Michel Reveyrand de Menthon : « Il faut tenir compte de toutes les fragilités des pays sahéliens »
Sécurité, développement, coopération… À l’occasion de sa première visite au siège de l’Union africaine, à Addis Abeba, le représentant spécial de l’Union européenne (UE) pour la région du Sahel, Michel Reveyrand de Menthon, a expliqué à « Jeune Afrique » les grands axes de sa stratégie.
Michel Reveyrand de Menthon était cette semaine à Addis Abeba, pour son premier voyage au siège de l’Union Africaine (UA) depuis sa nomination, en avril, comme "Représentant spécial de l’Union Européenne (UE) pour la région du Sahel". Le diplomate français connait bien le Sahel : depuis 2006, il a été successivement ambassadeur au Mali puis au Tchad. Son credo : une approche régionale et concertée avec les différents acteurs de la zone.
Jeune Afrique : Que fait l’UE au Sahel, et sur quels axes travaillez-vous ?

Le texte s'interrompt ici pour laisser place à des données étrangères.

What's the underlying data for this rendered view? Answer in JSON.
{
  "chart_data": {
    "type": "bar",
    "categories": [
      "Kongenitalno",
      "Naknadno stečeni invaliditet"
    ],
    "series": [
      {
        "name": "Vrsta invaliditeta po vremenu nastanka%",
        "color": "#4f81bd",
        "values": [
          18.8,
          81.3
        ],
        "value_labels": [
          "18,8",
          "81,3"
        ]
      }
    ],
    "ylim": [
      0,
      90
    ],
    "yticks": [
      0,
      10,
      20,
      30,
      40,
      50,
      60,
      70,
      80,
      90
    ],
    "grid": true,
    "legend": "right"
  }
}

L’UE, comme l’Union africaine, est active depuis longtemps, et nous nous sommes retrouvés à chaque grande étape de cette crise, que ce soit sur le Comité de suivi de la situation malienne ou les accords de Ouagadougou. Le partenariat est très étroit entre les Nations unies, la Cedeao, l’UA et l’UE. Cette cohésion de la communauté internationale, avec les mêmes objectifs et les mêmes valeurs sur l’ensemble du processus, est une caractéristique de cette crise sahélienne.
On en est au début, et on sait que les démarches régionales sur le continent sont délicates à réussir. Mais on s’appuie sur la Cedeao, qui joue un rôle essentiel pour consolider les partenariats entre les États, et sur l’UA, qui devient un acteur extrêmement important dans le domaine de la sécurité. Le processus de Nouakchott a déjà abouti à des réunions au niveau ministériel sur la défense et la coopération internationale… Cela devrait aboutir à des propositions de plus en plus opérationnelles.
De quoi avez-vous discuté avec le Conseil Paix et Sécurité (CPS) de l’UA ?
Le CPS s’impose comme un interlocuteur majeur. On a évoqué une consolidation de notre partenariat. Pourquoi ne pas imaginer, un jour, un accord spécifique entre l’UE et l’UA sur le Sahel ? Aujourd’hui, il y a consensus pour travailler sur les frontières. Dans cette région, elles ne sont même pas toujours délimitées. Nous avons aussi abordé le pastoralisme, mode de vie et activité économique qui, souvent, permet de consolider la sécurité. De plus, nous avons parlé d’environnement, en rapprochant développement durable et sécurité.
C’est le grand axe de réflexion. On a tendance à juxtaposer des opérations techniques – le renforcement des forces de police par exemple – et des opérations de développement, sans réfléchir à l’implication entre les deux. Il faut aujourd’hui tenir compte de toutes les fragilités des pays sahéliens. Au niveau européen, on raisonne actuellement beaucoup en terme de prévention de la radicalisation, dans des pays aux taux de croissances démographiques considérables, où une part de la population est exclue et cherche des points de repère. Le risque est qu’une partie, souvent la plus fragile, aille vers des idées extrémistes, la délinquance ou une criminalité à grande échelle…
Quels sont aujourd’hui les principaux défis dans la région ?
La crise malienne a été largement stabilisée, même si elle est loin d’être terminée : la situation du Nord n’est pas parfaite. Bien que leurs capacités aient été largement réduites par l’intervention française, différents groupes terroristes tentent de rester actifs, de se réorganiser. Il y a bien sûr Aqmi, le Mujao, et d’autres qui ne peuvent probablement pas mener de très grosses opérations, mais être spectaculaires malgré tout. C’est pour cela qu’il y a sur place une importante mission des Nations unies. Mais le souhait est aussi de se situer de plus en plus à l’échelle régionale. On parle de "stratégie Sahel" – l’UE, la Banque Mondiale, la CEDAO, en ont d’ailleurs élaboré une, l’UA y pense… On va les confronter, et essayer d’aller vers un agenda commun.